Versicherungsnehmer und somit Vertragspartner der Beklagten seien die Eigentümer der versicherten Landwirtschaft, konkret der Kläger und dessen Gattin, gewesen. Es seien daher auch diese für die Einhaltung der versicherungsvertraglichen Obliegenheiten und Sicherheitsvorschriften verantwortlich, ohne dass die Bestellung eines Betriebsführers daran etwas ändern könne. Aufgrund des Art 9 ABVL 2004 habe der Kläger als Versicherungsnehmer auch die gesetzliche Sicherheitsvorschrift des § 4 Abs 9 OÖ FGP-VO zu berücksichtigen gehabt. Über diese gesetzliche Sicherheitsvorschrift hinausgehend sei als vertragliche Sicherheitsvorschrift im Rahmen der Feuerversicherung vereinbart worden, dass der Versicherungsnehmer verpflichtet sei, Erntefrüchte, die zur Selbstentzündung neigen (insbesondere auch Heu), ausreichend zu trocknen, nach der Einlagerung in den für eine wirksame Brandverhütung erforderlichen Zeitabständen zu beobachten, die Temperatur zu messen oder messen zu lassen und bei Feststellung höherer Temperaturen unverzüglich die Feuerwehr zu verständigen. Entgegen der allgemeinen gesetzlichen und der speziellen vertraglichen Sicherheitsvorschriften habe der Kläger aber nach seinen eigenen Angaben im Jahr 2021 keine Trocknung und auch keine Messungen des Heus durchgeführt. Aufgrund dieses Verhaltens des Klägers als Versicherungsnehmer sei die Beklagte bereits dem Grunde nach leistungsfrei.
Mit dem angefochtenen Urteil gab das Erstgericht dem Klagebegehren statt.
Es traf die auf den Seiten 2 und 7-16 der Urteilsausfertigung ersichtlichen, eingangs der Berufungsentscheidung auszugsweise wiedergegebenen Tatsachenfeststellungen, auf die verwiesen wird, und folgerte rechtlich (zusammengefasst), die in der deutschen Rechtsprechung vertretene Repräsentantentheorie sei aus dem (österreichischen) VersVG nicht abzuleiten. Der Einwand der Beklagten, dem Kläger sei grobe Fahrlässigkeit vorzuwerfen, könne vor dem Hintergrund der bereits im Mai 2018 erfolgten Verpachtung des Betriebs an seine Tochter und seiner seither lediglich untergeordneten Mitarbeit, bei der für ihn das Risiko der Selbstentzündung des Heus nicht erkennbar gewesen sei, nicht erfolgreich sein.

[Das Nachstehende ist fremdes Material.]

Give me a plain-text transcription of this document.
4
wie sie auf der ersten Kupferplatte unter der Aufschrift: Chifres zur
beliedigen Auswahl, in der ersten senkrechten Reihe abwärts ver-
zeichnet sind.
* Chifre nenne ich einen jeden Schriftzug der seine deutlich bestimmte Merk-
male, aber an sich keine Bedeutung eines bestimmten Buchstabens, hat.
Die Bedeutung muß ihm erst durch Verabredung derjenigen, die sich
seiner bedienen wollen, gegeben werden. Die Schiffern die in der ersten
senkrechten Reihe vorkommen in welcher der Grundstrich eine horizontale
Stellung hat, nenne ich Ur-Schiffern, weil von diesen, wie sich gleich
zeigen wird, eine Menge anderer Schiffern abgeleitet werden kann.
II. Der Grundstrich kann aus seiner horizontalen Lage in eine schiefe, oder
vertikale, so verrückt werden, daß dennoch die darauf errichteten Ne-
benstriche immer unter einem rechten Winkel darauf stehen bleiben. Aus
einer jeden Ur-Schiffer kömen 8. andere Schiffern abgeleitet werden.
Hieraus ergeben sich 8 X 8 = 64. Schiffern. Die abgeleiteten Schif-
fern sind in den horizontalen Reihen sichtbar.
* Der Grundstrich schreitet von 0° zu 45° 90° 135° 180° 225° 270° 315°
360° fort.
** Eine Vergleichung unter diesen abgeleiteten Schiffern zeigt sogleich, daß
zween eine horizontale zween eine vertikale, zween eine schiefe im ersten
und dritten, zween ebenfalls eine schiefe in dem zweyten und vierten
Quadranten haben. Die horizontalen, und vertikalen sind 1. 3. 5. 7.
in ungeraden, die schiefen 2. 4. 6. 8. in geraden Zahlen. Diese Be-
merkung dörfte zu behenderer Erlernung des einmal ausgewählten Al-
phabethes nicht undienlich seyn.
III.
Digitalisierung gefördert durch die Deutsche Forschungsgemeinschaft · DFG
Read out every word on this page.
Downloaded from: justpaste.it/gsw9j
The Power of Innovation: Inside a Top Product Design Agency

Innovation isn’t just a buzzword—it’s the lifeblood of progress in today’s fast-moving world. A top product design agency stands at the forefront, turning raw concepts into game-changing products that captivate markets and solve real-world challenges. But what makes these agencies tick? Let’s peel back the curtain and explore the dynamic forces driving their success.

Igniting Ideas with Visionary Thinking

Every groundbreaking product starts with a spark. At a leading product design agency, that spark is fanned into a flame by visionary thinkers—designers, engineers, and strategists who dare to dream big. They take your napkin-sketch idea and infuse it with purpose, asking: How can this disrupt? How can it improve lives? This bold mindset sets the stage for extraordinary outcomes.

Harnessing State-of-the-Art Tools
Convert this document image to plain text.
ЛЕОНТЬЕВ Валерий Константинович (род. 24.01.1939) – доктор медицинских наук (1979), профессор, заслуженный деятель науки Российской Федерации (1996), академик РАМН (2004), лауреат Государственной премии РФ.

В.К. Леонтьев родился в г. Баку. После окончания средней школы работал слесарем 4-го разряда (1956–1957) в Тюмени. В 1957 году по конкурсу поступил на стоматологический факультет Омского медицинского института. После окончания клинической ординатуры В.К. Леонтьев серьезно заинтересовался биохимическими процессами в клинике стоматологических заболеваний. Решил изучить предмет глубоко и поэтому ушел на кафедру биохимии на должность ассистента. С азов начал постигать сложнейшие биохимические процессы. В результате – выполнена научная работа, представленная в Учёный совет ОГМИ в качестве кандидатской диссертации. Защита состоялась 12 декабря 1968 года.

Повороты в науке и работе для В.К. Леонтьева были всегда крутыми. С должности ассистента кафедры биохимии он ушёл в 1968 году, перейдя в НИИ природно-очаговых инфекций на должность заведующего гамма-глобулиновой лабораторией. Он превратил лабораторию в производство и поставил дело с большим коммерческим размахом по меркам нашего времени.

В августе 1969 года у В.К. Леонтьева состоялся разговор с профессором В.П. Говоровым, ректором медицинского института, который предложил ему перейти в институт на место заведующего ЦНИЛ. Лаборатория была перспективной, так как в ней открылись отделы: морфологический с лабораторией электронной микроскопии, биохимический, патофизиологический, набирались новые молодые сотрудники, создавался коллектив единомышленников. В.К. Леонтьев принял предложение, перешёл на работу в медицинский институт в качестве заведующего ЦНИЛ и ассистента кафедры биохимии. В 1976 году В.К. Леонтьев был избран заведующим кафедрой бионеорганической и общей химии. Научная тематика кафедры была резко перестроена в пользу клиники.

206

Dagegen richtet sich die Berufung der Beklagten wegen unrichtiger rechtlicher Beurteilung mit dem Antrag, das angefochtene Urteil in klagsabweisendem Sinn abzuändern. Hilfsweise wird ein Aufhebungsantrag gestellt.
Der Kläger beantragt, der Berufung nicht Folge zu geben, und bekämpft für ihn nachteilige Tatsachenfeststellungen.
Rechtliche Beurteilung
Die Berufung ist nicht berechtigt.
1. Die Berufungswerberin stützt ihre Rechtsrüge auf den Rechtssatz RIS-Justiz RS0080407 [T3]. Den Versicherungsnehmer könne, auch wenn er mangels Anwendbarkeit der Repräsentantentheorie für das Verhalten Dritter nicht einstehen müsse, nach dem Selbstverschuldensprinzip ein zur Leistungsfreiheit des Versicherers führender Vorwurf treffen, was etwa dann der Fall sei, wenn es an der erforderlichen Sorgfalt in der Betriebsführung fehle und der Betrieb demzufolge Organisationsmängel aufweise, die den Eintritt des Versicherungsfalles erheblich begünstigten. Der betreffende Rechtssatz ist der Entscheidung 7 Ob 6/84 entnommen, der die von der Versicherungsnehmerin geduldete regelmäßige zweckwidrige Verwendung von Kfz-Probekennzeichen zugrundelag. Die Entscheidung ist daher für den vorliegenden Fall nicht einschlägig. Die Berufungswerberin lässt auch offen - und hat dazu in erster Instanz auch kein Vorbringen erstattet -, dass und worin es in dem vom Kläger verpachteten Betrieb an der erforderlichen Sorgfalt in der Betriebsführung gefehlt hätte und welche Organisationsmängel vorgelegen sein sollen.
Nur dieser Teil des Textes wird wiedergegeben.